Can there be more than one max-weight-estimates? No, under certain conditions: on a finite, non-empty view, with a positive, tie-breaking weight function.

`lemma view_has_at_most_one_max_weight_estimate :`

“is_view bs ⟹

finite bs ⟹

is_non_empty bs ⟹

positive_weights (observed_validators bs) w ⟹

tie_breaking (observed_validators bs) w ⟹

at_most_one {e. is_max_weight_estimate bs w e}”

With the notion of max-weight-estimate, now we are ready to describe the honest behavior. A validator should not equivocate. A validator should only produce valid bets.

When a validator has justifications, since the justifications are bets, there are max-weight-estimates. A valid bet is on a max-weight-estimate of the justifications.

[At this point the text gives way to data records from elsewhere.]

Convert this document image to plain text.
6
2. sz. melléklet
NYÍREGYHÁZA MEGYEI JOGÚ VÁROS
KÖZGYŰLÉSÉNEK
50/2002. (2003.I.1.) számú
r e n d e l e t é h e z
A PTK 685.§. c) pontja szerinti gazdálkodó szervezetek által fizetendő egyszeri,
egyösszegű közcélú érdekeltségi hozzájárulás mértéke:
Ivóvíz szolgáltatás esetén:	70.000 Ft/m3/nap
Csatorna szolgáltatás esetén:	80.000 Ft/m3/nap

`fun is_valid :: “weight ⇒ bet ⇒ bool”`

where

“is_valid w (Bet (e, v, js))

= is_max_weight_estimate (set js) w e”

A valid view is a view that contains only valid bets:

`definition is_valid_view :: “weight ⇒ bet set ⇒ bool”`

where

“is_valid_view w bs = (is_view bs ∧ (∀ b ∈ bs. is_valid w b))”

In a valid view, every bet is honestly created. No validators equivocate. All bets with justifications follow the max_weight rule. Here we are not dealing with Byzantine faults (when validators do whatever, slightly dishonest or completely random). Maybe, provably dishonest bets are dropped from a view.

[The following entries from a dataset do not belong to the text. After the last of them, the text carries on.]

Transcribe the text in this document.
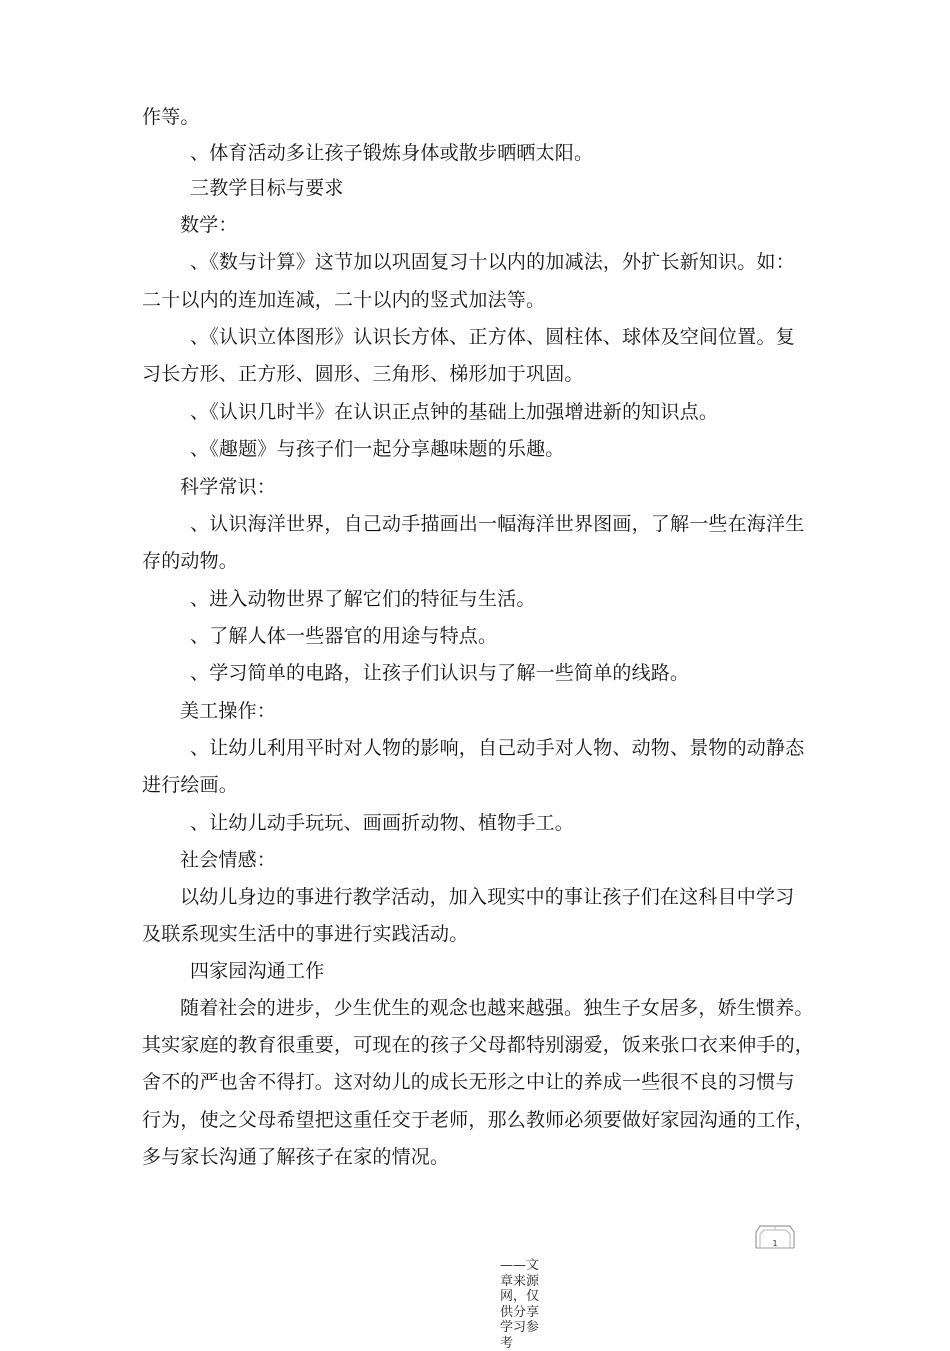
作等。
、体育活动多让孩子锻炼身体或散步晒晒太阳。
三教学目标与要求
数学：
、《数与计算》这节加以巩固复习十以内的加减法，外扩长新知识。如：
二十以内的连加连减，二十以内的竖式加法等。
、《认识立体图形》认识长方体、正方体、圆柱体、球体及空间位置。复
习长方形、正方形、圆形、三角形、梯形加于巩固。
、《认识几时半》在认识正点钟的基础上加强增进新的知识点。
、《趣题》与孩子们一起分享趣味题的乐趣。
科学常识：
、认识海洋世界，自己动手描画出一幅海洋世界图画，了解一些在海洋生
存的动物。
、进入动物世界了解它们的特征与生活。
、了解人体一些器官的用途与特点。
、学习简单的电路，让孩子们认识与了解一些简单的线路。
美工操作：
、让幼儿利用平时对人物的影响，自己动手对人物、动物、景物的动静态
进行绘画。
、让幼儿动手玩玩、画画折动物、植物手工。
社会情感：
以幼儿身边的事进行教学活动，加入现实中的事让孩子们在这科目中学习
及联系现实生活中的事进行实践活动。
四家园沟通工作
随着社会的进步，少生优生的观念也越来越强。独生子女居多，娇生惯养。
其实家庭的教育很重要，可现在的孩子父母都特别溺爱，饭来张口衣来伸手的，
舍不的严也舍不得打。这对幼儿的成长无形之中让的养成一些很不良的习惯与
行为，使之父母希望把这重任交于老师，那么教师必须要做好家园沟通的工作，
多与家长沟通了解孩子在家的情况。
1
——文章来源网，仅供分享学习参考
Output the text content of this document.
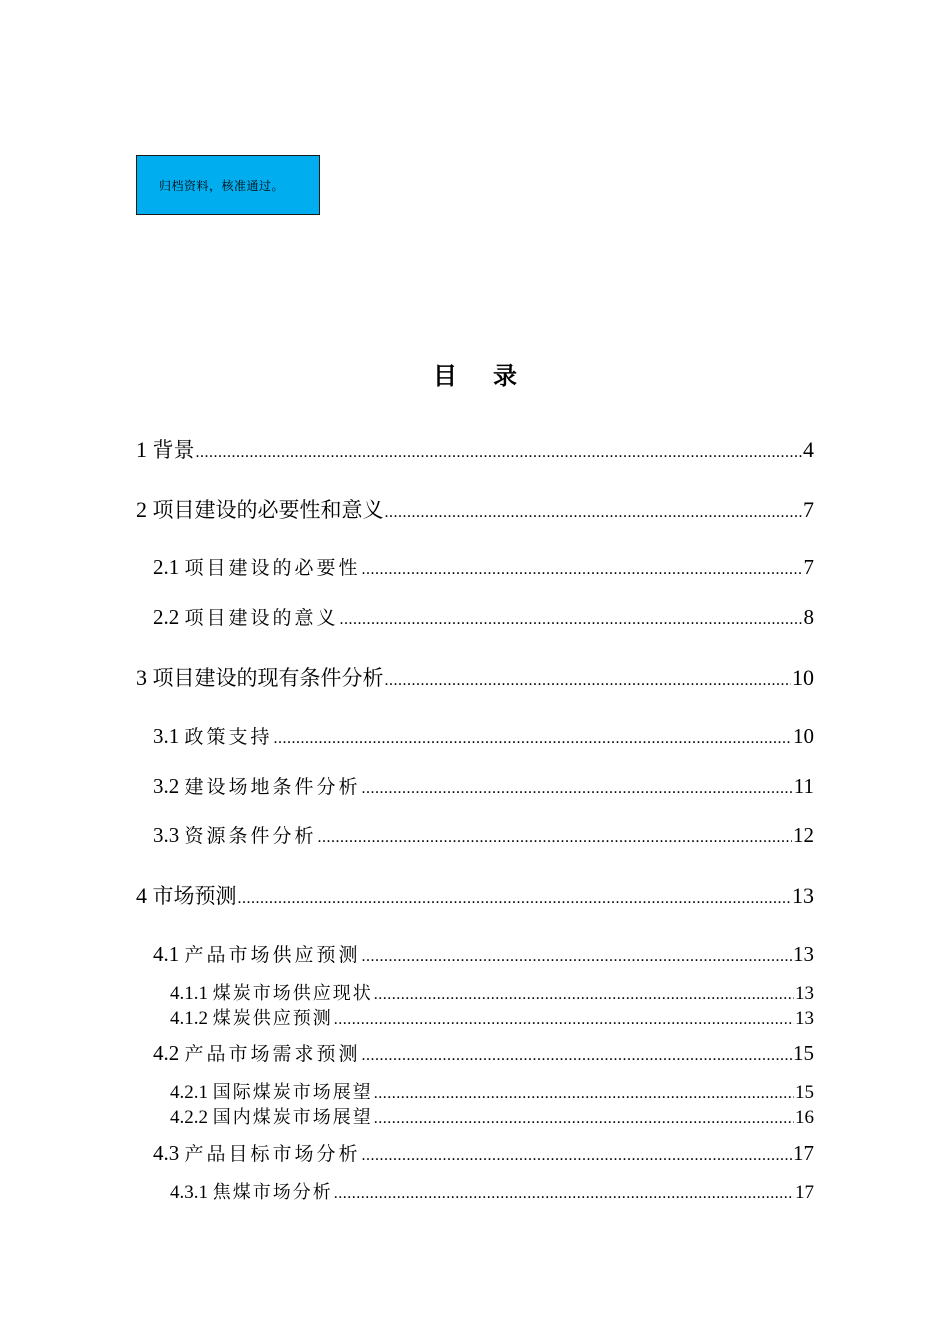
归档资料，核准通过。
目 录
1 背景 .....	4
2 项目建设的必要性和意义 .....	7
2.1 项目建设的必要性 .....	7
2.2 项目建设的意义 .....	8
3 项目建设的现有条件分析 .....	10
3.1 政策支持 .....	10
3.2 建设场地条件分析 .....	11
3.3 资源条件分析 .....	12
4 市场预测 .....	13
4.1 产品市场供应预测 .....	13
4.1.1 煤炭市场供应现状 .....	13
4.1.2 煤炭供应预测 .....	13
4.2 产品市场需求预测 .....	15
4.2.1 国际煤炭市场展望 .....	15
4.2.2 国内煤炭市场展望 .....	16
4.3 产品目标市场分析 .....	17
4.3.1 焦煤市场分析 .....	17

So far all arguments have been on one static set of bets. Now we talk about two views, one being a possible future of the other.

`definition is_future_view :: “weight ⇒ bet set ⇒ bet set ⇒ bool”`

where

“is_future_view w b0 b1 =

(b0 ⊇ b1 ∧ is_valid_view w b0 ∧ is_valid_view w b1)”

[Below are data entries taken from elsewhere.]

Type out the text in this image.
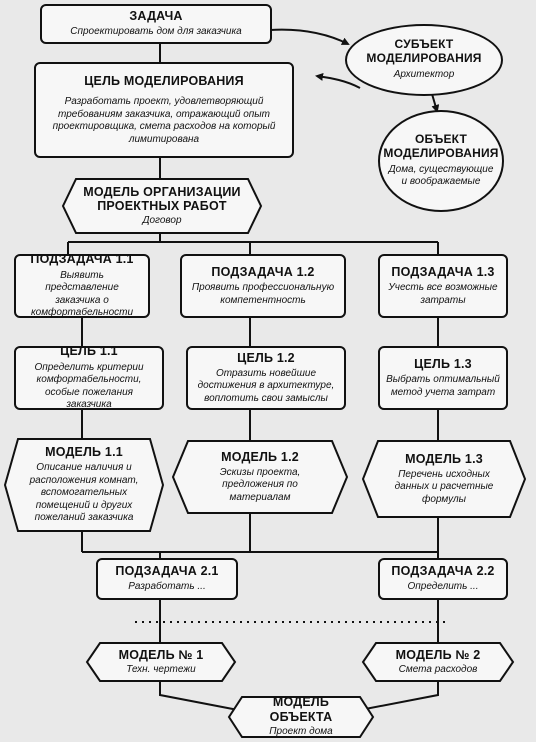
ЗАДАЧА
Спроектировать дом для заказчика
СУБЪЕКТ МОДЕЛИРОВАНИЯ
Архитектор
ЦЕЛЬ МОДЕЛИРОВАНИЯ
Разработать проект, удовлетворяющий требованиям заказчика, отражающий опыт проектировщика, смета расходов на который лимитирована	ОБЪЕКТ МОДЕЛИРОВАНИЯ
Дома, существующие и воображаемые
МОДЕЛЬ ОРГАНИЗАЦИИ ПРОЕКТНЫХ РАБОТ
Договор
ПОДЗАДАЧА 1.1
Выявить представление заказчика о комфортабельности
ПОДЗАДАЧА 1.2
Проявить профессиональную компетентность
ПОДЗАДАЧА 1.3
Учесть все возможные затраты
ЦЕЛЬ 1.1
Определить критерии комфортабельности, особые пожелания заказчика
ЦЕЛЬ 1.2
Отразить новейшие достижения в архитектуре, воплотить свои замыслы
ЦЕЛЬ 1.3
Выбрать оптимальный метод учета затрат
МОДЕЛЬ 1.1
Описание наличия и расположения комнат, вспомогательных помещений и других пожеланий заказчика
МОДЕЛЬ 1.2
Эскизы проекта, предложения по материалам
МОДЕЛЬ 1.3
Перечень исходных данных и расчетные формулы
ПОДЗАДАЧА 2.1
Разработать ...
ПОДЗАДАЧА 2.2
Определить ...
МОДЕЛЬ № 1
Техн. чертежи
МОДЕЛЬ № 2
Смета расходов
МОДЕЛЬ ОБЪЕКТА
Проект дома
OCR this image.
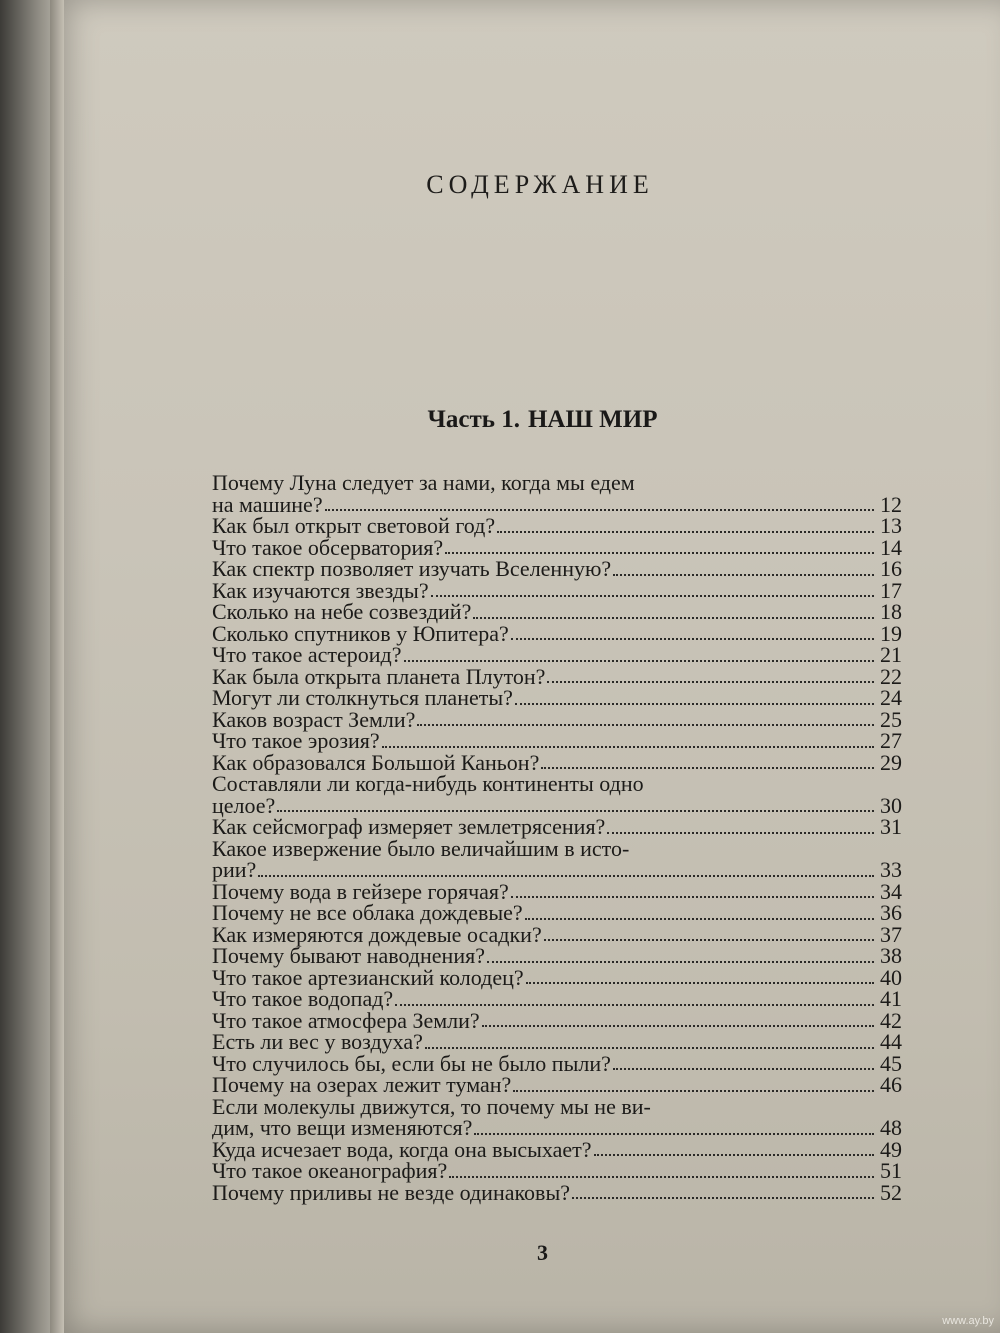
СОДЕРЖАНИЕ
Часть 1. НАШ МИР
Почему Луна следует за нами, когда мы едем
на машине?	12
Как был открыт световой год?	13
Что такое обсерватория?	14
Как спектр позволяет изучать Вселенную?	16
Как изучаются звезды?	17
Сколько на небе созвездий?	18
Сколько спутников у Юпитера?	19
Что такое астероид?	21
Как была открыта планета Плутон?	22
Могут ли столкнуться планеты?	24
Каков возраст Земли?	25
Что такое эрозия?	27
Как образовался Большой Каньон?	29
Составляли ли когда-нибудь континенты одно
целое?	30
Как сейсмограф измеряет землетрясения?	31
Какое извержение было величайшим в исто-
рии?	33
Почему вода в гейзере горячая?	34
Почему не все облака дождевые?	36
Как измеряются дождевые осадки?	37
Почему бывают наводнения?	38
Что такое артезианский колодец?	40
Что такое водопад?	41
Что такое атмосфера Земли?	42
Есть ли вес у воздуха?	44
Что случилось бы, если бы не было пыли?	45
Почему на озерах лежит туман?	46
Если молекулы движутся, то почему мы не ви-
дим, что вещи изменяются?	48
Куда исчезает вода, когда она высыхает?	49
Что такое океанография?	51
Почему приливы не везде одинаковы?	52
3
www.ay.by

The definition of the future views requires the views to be valid views.

Our goal was to ensure knowledge about the future based on an observation of the past. One form of desirable knowledge is estimate-safety. An estimate is safe when it is the max weight estimate on all future views:

`definition is_estimate_safe ::`

“weight ⇒ bet set ⇒ estimate ⇒ bool”

where

“is_estimate_safe w bs e =

(∀ bf. is_future_view w bf bs ⟶ is_max_weight_estimate bf w e)”

When a participant gets a safe estimate, and another participant obtains a safe estimate, it’s desirable they are equal. If that’s the case, whoever reaches a safe estimate will share the same estimate.

Two views are consistent when the union of them is a valid view.

`definition consistent_views :: “weight ⇒ bet set ⇒ bet set ⇒ bool”`

where

“consistent_views w b0 b1 =

(is_valid_view w b0 ∧ is_valid_view w b1

∧ is_valid_view w (b0 ∪ b1))”

We were able to prove a nice property about estimate safety. When an estimate is safe on a view, and another estimate is safe on another view, the two estimates always coincide.

`lemma consensus_safety :`

“finite b0 ⟹

finite b1 ⟹

is_non_empty b1 ⟹

positive_weights (observed_validators b0) w ⟹

positive_weights (observed_validators b1) w ⟹

tie_breaking (observed_validators (b0 ∪ b1)) w ⟹

is_estimate_safe w b0 e0 ⟹

is_estimate_safe w b1 e1 ⟹

consistent_views w b0 b1 ⟹

e0 = e1”

Essentially, when you have a safe estimate, you needn’t worry that your knowledge of the world might be imperfect. You don’t need to learn more. All other parties that learn well enough will reach the same estimate as yours. It’s time to shout (or quietly receive conviction), this estimate is going to be the consensus.

It remains to see how to judge if an estimate is safe in a view. Vlad has this part on paper. He also has an implementation. The proof of the algorithm is not machine-checked yet.